Sparbuch, Aktien, Fonds – so legen Österreicher ihr Geld an

Dass die Zinslandschaft schon seit geraumer Zeit nicht gerade rosig ist, ist bei Österreichs Sparern durchaus angekommen. Sparbücher, Bausparverträge, Lebensversicherungen und Pensionsvorsorgen sind daher naturgemäß eher wenig rentierlich. Somit werden der Vermögensauf bau und die Altersvorsorge allgemein schwieriger. Eine in Betracht zu ziehende Möglichkeit, doch noch Vermögen aufzubauen bzw. für das Alter vorzusorgen, ist die Investition in Wertpapiere. Mit Aktien, Fonds, Anleihen, Genussscheinen, Optionsscheinen uvm. gab und gibt es eine vielfältige Bandbreite an Investitionsmöglichkeiten. Doch im Nachhall der Finanzkrise von 2008 sank der Anteil der Österreicher, die in Wertpapiere investierten, auf 7 %. Ein Wert, der selbst in der vergangenen Dekade des Aktien-Booms noch weiter zurückging. Derzeit halten die privaten Haushalte in Österreich direkte Aktien mit einem Volumen von rund 26 Milliarden Euro.
Das bedeutet einen Anteil von 4,7 % am gesamten Investitionsvolumen (Aktienquote).

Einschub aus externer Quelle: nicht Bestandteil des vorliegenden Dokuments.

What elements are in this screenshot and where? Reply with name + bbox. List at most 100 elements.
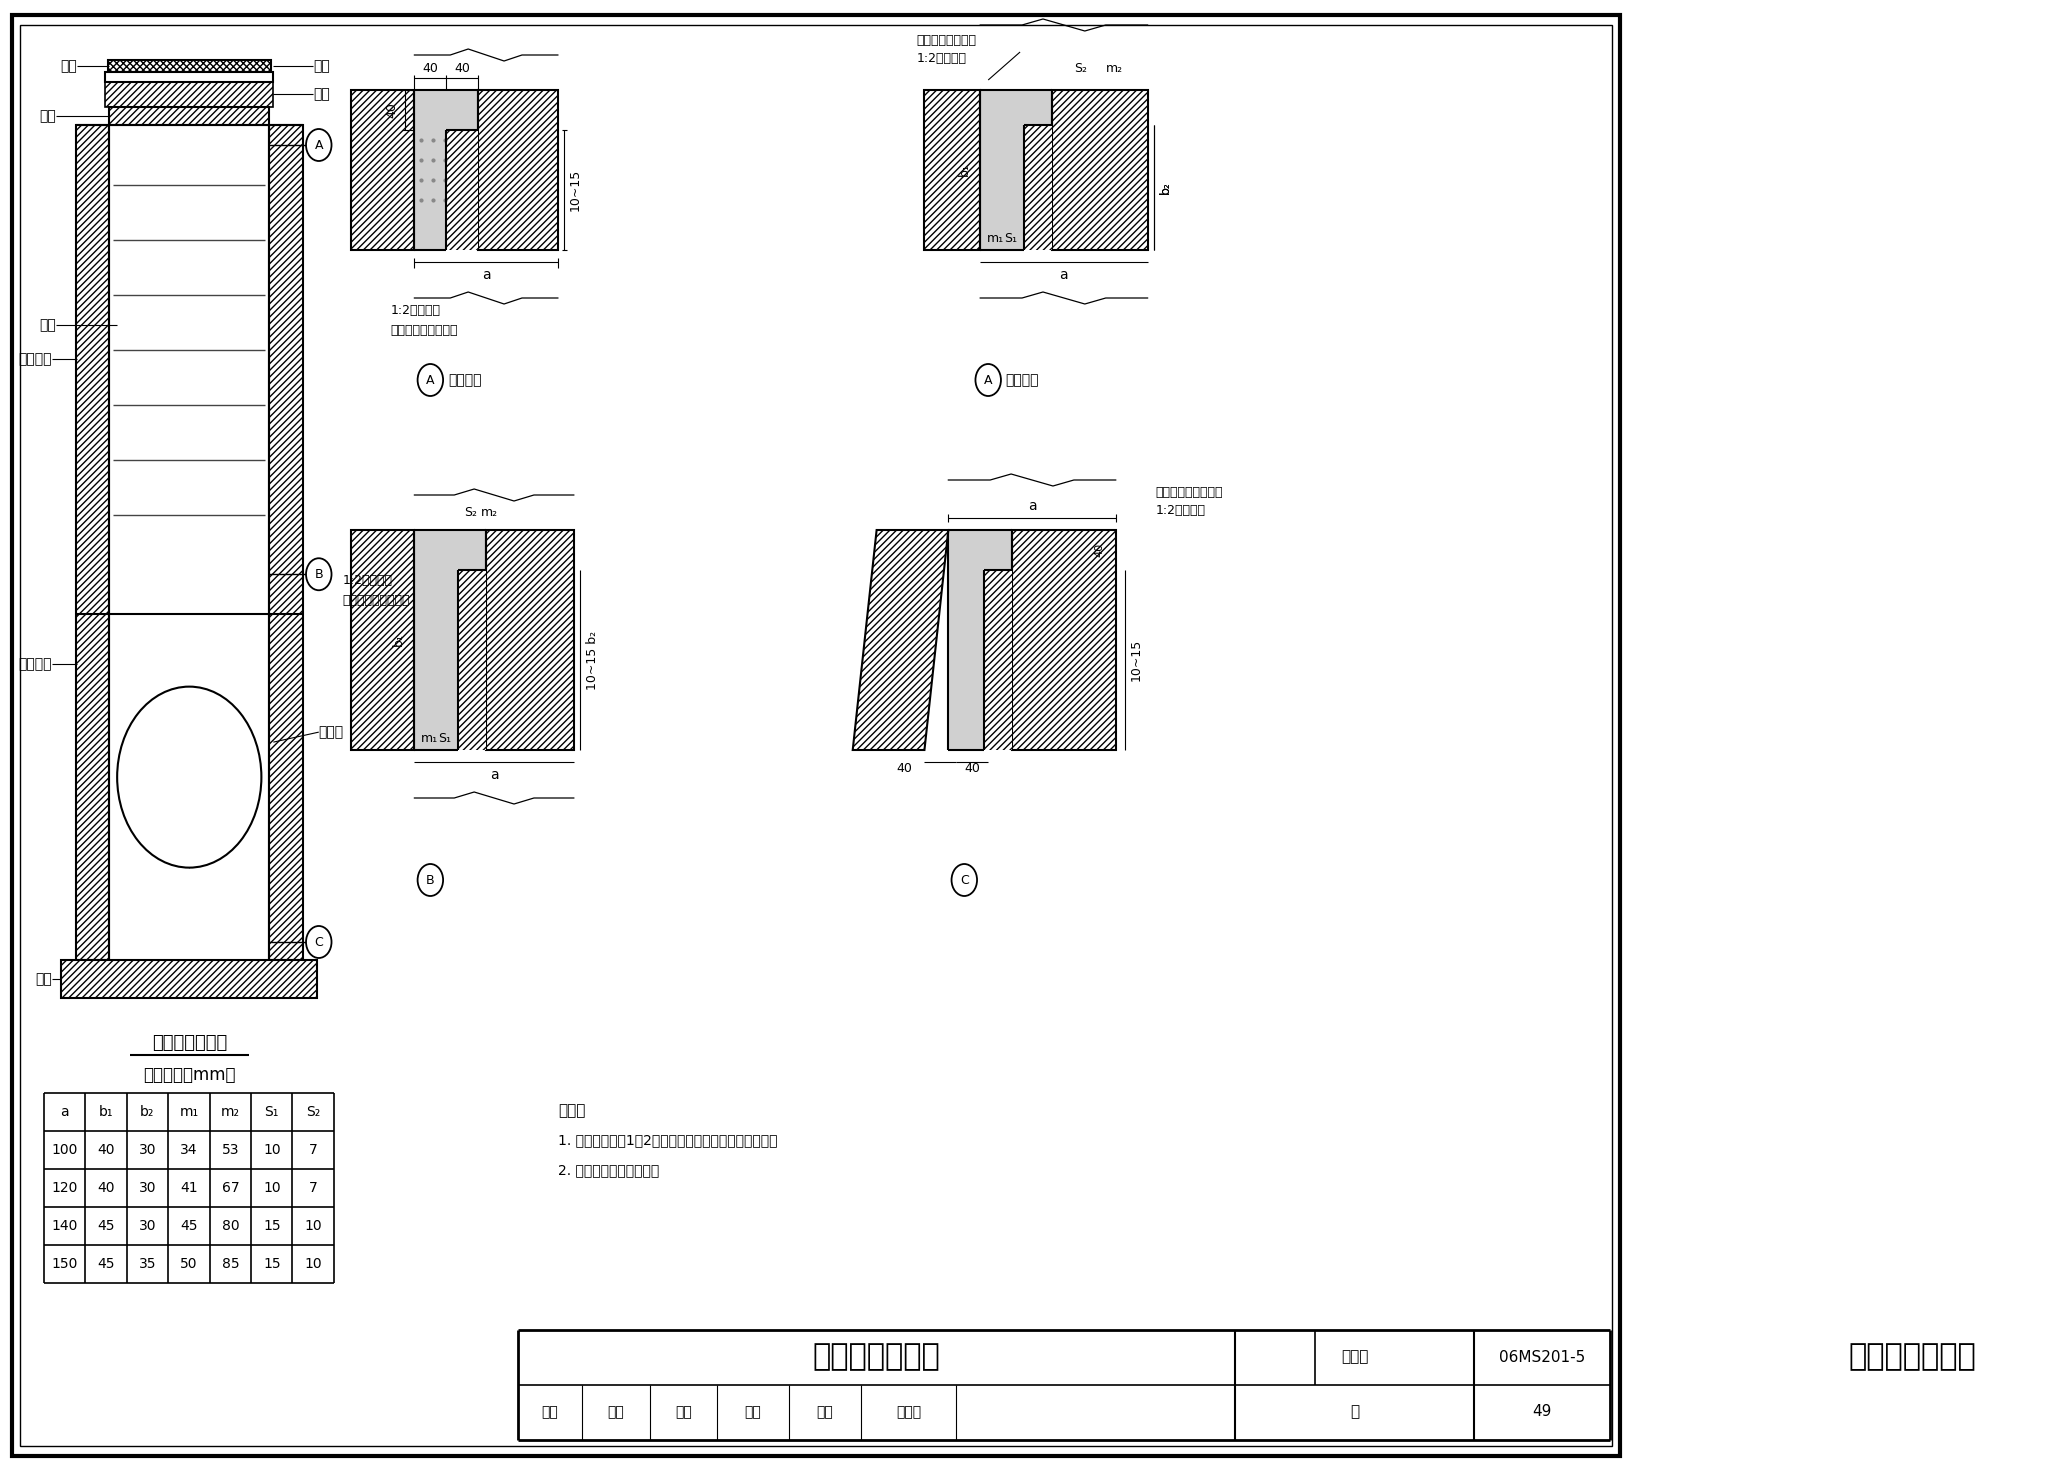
- Bar: [104, 82, 272, 107]
- Text: 检查井节点位置: 检查井节点位置: [152, 1034, 227, 1052]
- Text: 构件连接节点图: 构件连接节点图: [813, 1343, 940, 1371]
- Text: 底板: 底板: [35, 972, 51, 986]
- Text: 聚氨酯掺和水泥沙浆: 聚氨酯掺和水泥沙浆: [1155, 485, 1223, 499]
- Bar: [104, 72, 272, 82]
- Text: 10~15 b₂: 10~15 b₂: [586, 631, 600, 690]
- Text: 40: 40: [96, 1181, 115, 1194]
- Text: C: C: [315, 936, 324, 949]
- Circle shape: [975, 363, 1001, 396]
- Text: 7: 7: [309, 1181, 317, 1194]
- Text: 40: 40: [897, 762, 913, 775]
- Text: C: C: [961, 874, 969, 887]
- Bar: [985, 569, 1012, 750]
- Bar: [924, 90, 981, 250]
- Bar: [485, 530, 573, 750]
- Text: 踏步: 踏步: [39, 318, 55, 332]
- Bar: [109, 60, 270, 72]
- Bar: [414, 90, 477, 129]
- Text: 80: 80: [221, 1219, 240, 1233]
- Text: 41: 41: [180, 1181, 199, 1194]
- Text: 45: 45: [180, 1219, 197, 1233]
- Bar: [350, 530, 414, 750]
- Bar: [109, 107, 270, 125]
- Text: 85: 85: [221, 1258, 240, 1271]
- Text: 井筒: 井筒: [313, 87, 330, 101]
- Bar: [446, 129, 477, 250]
- Bar: [414, 569, 459, 750]
- Bar: [948, 530, 1012, 569]
- Circle shape: [418, 363, 442, 396]
- Text: 50: 50: [180, 1258, 197, 1271]
- Text: 30: 30: [139, 1181, 156, 1194]
- Circle shape: [418, 863, 442, 896]
- Text: 页: 页: [1350, 1405, 1360, 1420]
- Text: 140: 140: [51, 1219, 78, 1233]
- Text: 2. 内侧接缝原浆勾平缝。: 2. 内侧接缝原浆勾平缝。: [557, 1164, 659, 1177]
- Bar: [414, 129, 446, 250]
- Text: m₁: m₁: [180, 1105, 199, 1119]
- Text: a: a: [1059, 268, 1069, 282]
- Text: 10: 10: [305, 1219, 322, 1233]
- Bar: [459, 569, 485, 750]
- Text: 构件连接节点图: 构件连接节点图: [1849, 1343, 1976, 1371]
- Text: B: B: [315, 568, 324, 581]
- Text: 聚氨酯和水泥沙浆: 聚氨酯和水泥沙浆: [915, 34, 977, 47]
- Text: 06MS201-5: 06MS201-5: [1499, 1349, 1585, 1365]
- Bar: [948, 569, 985, 750]
- Text: 聚氨酯掺和水泥沙浆: 聚氨酯掺和水泥沙浆: [342, 593, 410, 606]
- Polygon shape: [852, 530, 948, 750]
- Text: A: A: [315, 138, 324, 152]
- Text: 150: 150: [51, 1258, 78, 1271]
- Text: m₁: m₁: [420, 731, 438, 744]
- Text: 10: 10: [305, 1258, 322, 1271]
- Bar: [981, 90, 1053, 125]
- Text: 40: 40: [965, 762, 981, 775]
- Text: a: a: [59, 1105, 70, 1119]
- Text: 预留孔: 预留孔: [319, 725, 344, 738]
- Text: b₁: b₁: [391, 634, 406, 646]
- Text: 1:2水泥沙浆: 1:2水泥沙浆: [915, 51, 967, 65]
- Text: 34: 34: [180, 1143, 197, 1158]
- Text: 陈辉: 陈辉: [745, 1405, 762, 1420]
- Text: 35: 35: [139, 1258, 156, 1271]
- Text: 40: 40: [422, 62, 438, 75]
- Text: 井盖: 井盖: [61, 59, 78, 74]
- Text: m₁: m₁: [987, 231, 1004, 244]
- Text: 100: 100: [51, 1143, 78, 1158]
- Text: b₂: b₂: [139, 1105, 154, 1119]
- Bar: [1012, 530, 1116, 750]
- Text: 30: 30: [139, 1219, 156, 1233]
- Text: 图集号: 图集号: [1341, 1349, 1368, 1365]
- Circle shape: [952, 863, 977, 896]
- Circle shape: [305, 559, 332, 590]
- Text: b₂: b₂: [1159, 181, 1171, 194]
- Text: 设计: 设计: [817, 1405, 834, 1420]
- Text: 1:2水泥沙浆: 1:2水泥沙浆: [391, 303, 440, 316]
- Text: 40: 40: [1096, 543, 1104, 558]
- Text: 说明：: 说明：: [557, 1103, 586, 1118]
- Text: S₂: S₂: [305, 1105, 319, 1119]
- Text: A: A: [983, 374, 993, 387]
- Text: 王光明: 王光明: [895, 1405, 922, 1420]
- Text: 45: 45: [96, 1219, 115, 1233]
- Bar: [61, 961, 317, 997]
- Bar: [981, 125, 1024, 250]
- Text: 1:2水泥沙浆: 1:2水泥沙浆: [342, 574, 393, 587]
- Text: 53: 53: [221, 1143, 240, 1158]
- Bar: [477, 90, 557, 250]
- Text: 45: 45: [96, 1258, 115, 1271]
- Text: 40: 40: [455, 62, 471, 75]
- Text: S₁: S₁: [1004, 231, 1018, 244]
- Text: 1. 接口填料采用1：2水泥沙浆或聚氨酯渗和水泥沙浆。: 1. 接口填料采用1：2水泥沙浆或聚氨酯渗和水泥沙浆。: [557, 1133, 778, 1147]
- Text: 67: 67: [221, 1181, 240, 1194]
- Text: （圆形）: （圆形）: [1006, 374, 1038, 387]
- Text: 聚氨酯掺和水泥沙浆: 聚氨酯掺和水泥沙浆: [391, 324, 459, 337]
- Text: 审核: 审核: [541, 1405, 559, 1420]
- Text: S₂: S₂: [1073, 62, 1087, 75]
- Bar: [76, 125, 109, 961]
- Text: B: B: [426, 874, 434, 887]
- Bar: [109, 125, 270, 961]
- Text: 7: 7: [309, 1143, 317, 1158]
- Bar: [270, 125, 303, 961]
- Text: 井室下部: 井室下部: [18, 658, 51, 671]
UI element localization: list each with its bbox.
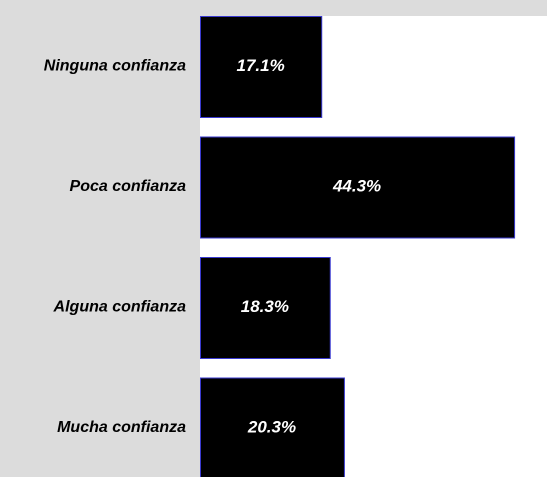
value-label: 17.1% bbox=[237, 56, 285, 75]
category-label: Poca confianza bbox=[70, 178, 187, 195]
bar bbox=[200, 136, 516, 239]
value-label: 44.3% bbox=[332, 176, 381, 195]
label-panel bbox=[0, 0, 200, 477]
bar bbox=[200, 257, 331, 359]
category-label: Ninguna confianza bbox=[44, 58, 186, 75]
category-label: Alguna confianza bbox=[53, 299, 187, 316]
bar bbox=[200, 16, 323, 118]
category-label: Mucha confianza bbox=[57, 419, 186, 436]
value-label: 20.3% bbox=[247, 417, 296, 436]
bar bbox=[200, 377, 345, 477]
value-label: 18.3% bbox=[241, 297, 289, 316]
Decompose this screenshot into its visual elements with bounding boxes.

Vermögenszuwachs gegen den Trend

Trotz dieser Vorzeichen wachsen aber die Vermögen der Österreicher, vor allem aber deswegen, weil die Menschen immer wieder Teile ihres Erwerbseinkommens zur Seite legen. Die Rendite des Vermögens selbst ist so mager wie in sonst fast keinem europäischen Land. Zu diesem Schluss kommt eine aktuelle Studie der Allianz-Gruppe Österreich („Private Vermögensrenditen in ausgewählten Euroländern“). Seit 2003 erzielten die österreichischen Haushalte demnach im Mittel nach Abzug der Inflation eine jährliche reale Rendite von 1,06 %.

Am Gewohnten festhalten

Bei den Österreichern steht das Wohneigentum laut des neuesten Gf K Stimmungsbarometers nicht nur weiterhin an der Spitze des Rankings der interessantesten Spar- und Anlageformen, sondern erreicht mit 45 % Zustimmung gar einen Höchstwert. Auf Platz zwei und drei folgen der Grundbesitz und der Bausparvertrag. An vierter Stelle liegt das Online-Sparkonto als zeitgemäße Alternative zum klassischen Sparbuch. Investmentfonds konnten deutlich an Interessenten gewinnen. Aktuell betrachten 25 % der Österreicher die Fonds als interessante Anlageform.

Übrigens: Kryptowährungen wie Bitcoin blieben trotz des zuletzt großen Hypes nur ein Nischenprodukt. Lediglich 5 % der Befragten halten die Kryptowährungen für eine interessante Spar- und Anlageform. Damit bleiben österreichische Sparer zumindest bis dato ihrem Ruf als konservative Anleger treu.

Quellen: GfK Austria (jährlich werden 2.000 Österreicher (ab 15 J.) hinsichtlich ihres Interesses an Spar- und Anlageformen –
unabhängig von der eigenen Nutzung – befragt). Das „GfK Stimmungsbarometer“ wird quartalsweise ausgewertet und veröffentlicht
(www.gfk.com). Allianz Studie „Vermögensrendite seit 2003“ (www.allianz.at).